En referencia al tema legal, la investigadora pronosticó próximos cambios en los derechos de autor en la legislación de Estados Unidos. “El año pasado el Instituto Nacional de Salud aprobó que toda investigación pública financiada con fondos públicos del NIH, puede tener un embargo máximo de un año. Cumplido ese plazo tiene que ser depositado en un repositorio de acceso abierto. Con esa iniciativa como antecedente, demócratas y republicanos están presentando una petición para que todo trabajo financiado por alguna las once agencias principales de investigación del país deba estar en acceso abierto con un embargo máximo de un año. Eso está en debate. Obama lo apoya y es probable que se apruebe en 2010”.

En América Latina, por el momento, el único país que tiene un proyecto de ley es Brasil. Fue presentado en 2007 y se encuentra en debate. En Argentina a partir del año pasado el Ministerio de Ciencia abrió una instancia de coordinación entre todos los repositorios institucionales del país. “Lo que falta es financiamiento. Las universidades tienen que tener fondos para generar el sistema de autoarchivo y para permitir la interoperabilidad entre los distintos repositorios digitales”, concluyó Babini.

A consultar

 La Biblioteca Digital ya se encuentra on line (http://digital.bl.fcen.uba.ar) y, por el momento, se pueden consultar cuatro colecciones:

- Tesis doctorales: incluye 35 trabajos aprobados por la Facultad.
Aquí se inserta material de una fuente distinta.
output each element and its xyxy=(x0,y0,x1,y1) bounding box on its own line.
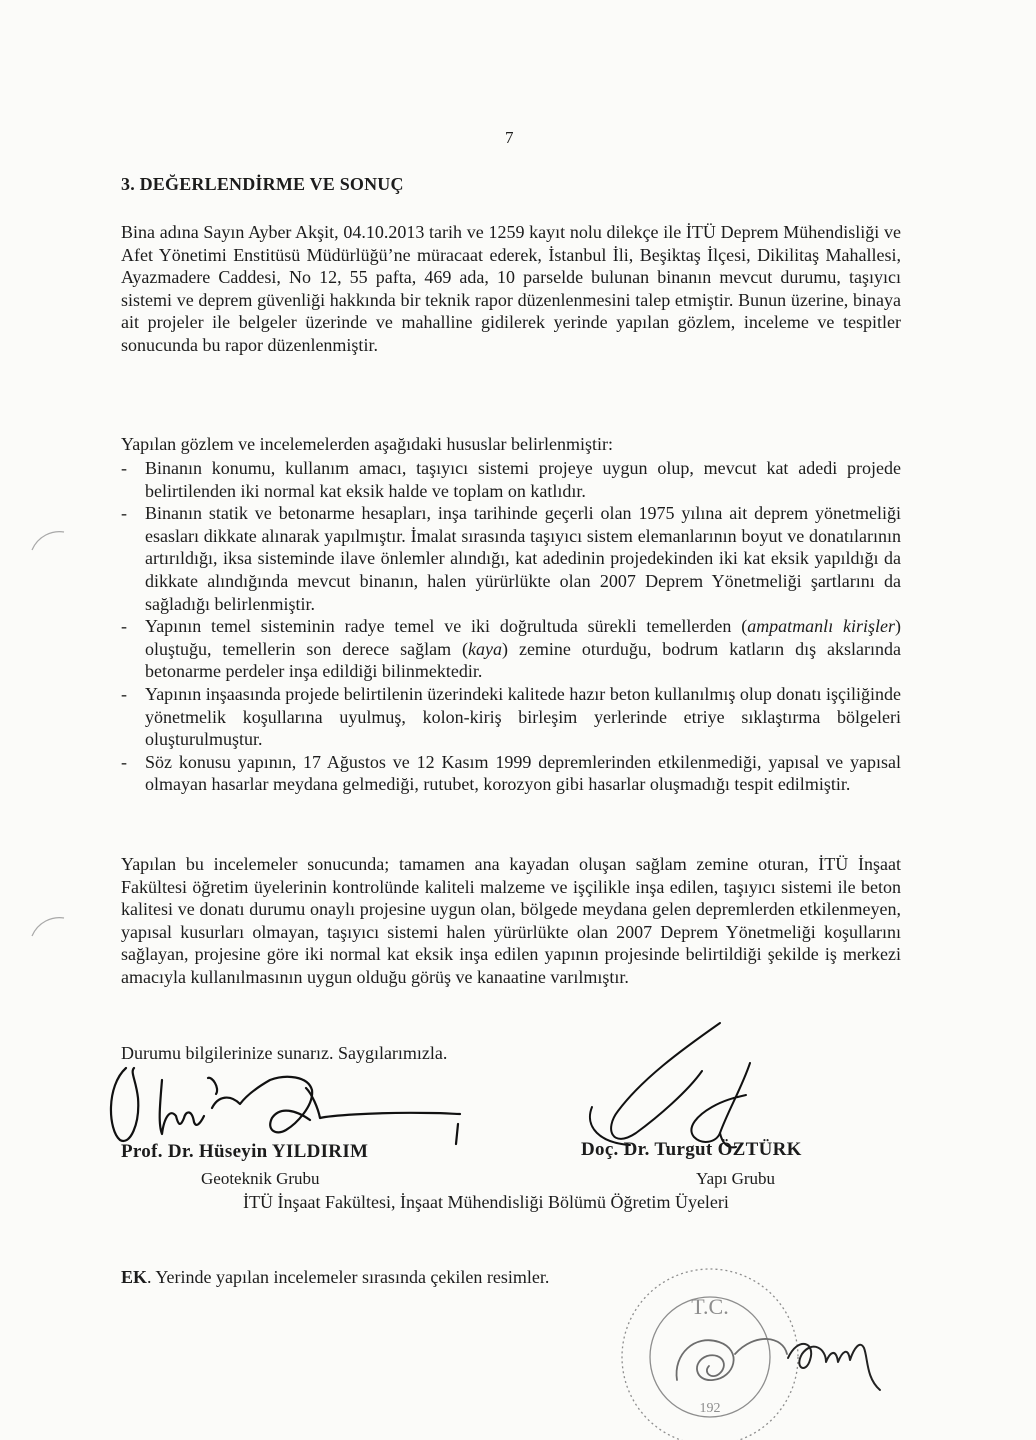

-Actas y memorias: reúne las actas del Consejo Directivo del período 1957/61 y las memorias de los años 1950 a 1952, 1960 a 1963, 1979 a 1980 y 1983.

- Publicaciones: abarca 257 números de el Cable Semanal, entre 1989 y 1999; once números de la revista Exactamente, del 2002 al 2009; y nueve ediciones de La Ménsula, la publicación del Programa de Historia de la Facultad.

- Fotografías: 136 imágenes relacionadas con la historia de la institución que incluyen acontecimientos, personajes y espacios edilicios.